Database Manager on July 29th, 2014:

Updated through online information from Scot Huntington. -- The organ cost $14,560.00 and was contracted to be delivered on April 1, 1926. This was the first organ in this building, which replaced a previous building at a different location housing an 1891 Wm. Johnson & Son instrument [Op. 755]. Pipework from the Johnson was used in this mechanically new organ. The contract specified the builder had complete use of the building for a period of not less than four weeks, and that for two weeks, the builder had use of the building completely free from noise, "so that voicing and tone-regulating may be done without interference". The contract specified that metal pipework should be of not less than 45% tin, except the Vd'O, Celeste, and Keraulophon were to be 70% tin with 6 zinc basses; wood pipes of pine and poplar. The reused Johnson pipes were to be revoiced on the new pressure and pitch (A440), mutilated tops and tuning slots repaired, and old wood pipes to receive two coats of orange shellac after cleaning and renovation. The blower was to be a 5 h.p. Kinetic, with a belt-driven DC generator. The description of the console stop control is open to interpretation: "oblique-faced knobs set in terraces". The dedication recital was played by Henry Seibert of New York City, on Tuesday, January 4, 1927.

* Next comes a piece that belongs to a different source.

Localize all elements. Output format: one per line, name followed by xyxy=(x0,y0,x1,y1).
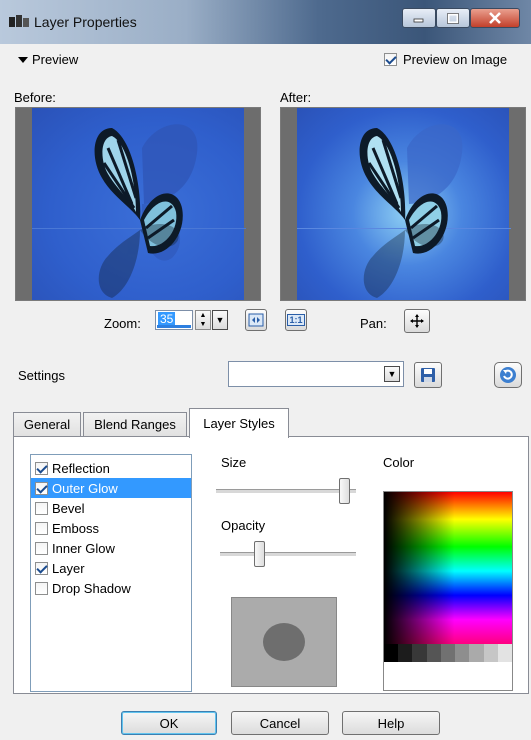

The organ was substantially rebuilt into an essentially new organ by the Schlicker Organ Co. of Buffalo, New York, in the mid-1960s. The Moller chests and a significant number of Moller ranks, including most if not all the surviving Johnson pipework was reused. The walnut Moller façade, designed by the church's architect, [W.L. Mayer, 212 Charles St., Mt. Olive Station, Pittsburgh], and "gold-bronze" facade pipes of the Moller 16' Double Open Diapason were reused by Schlicker.


Database Manager on October 31st, 2009:

Identified through information in List of More than 5200 Moller Pipe Organs (Hagerstown, Maryland. M. P. Möller, 1928).

Related Instrument Entries: Schlicker Organ Co. (1960's) , Wm. Johnson & Son (Opus 755, 1891) , Fischer Organ Co.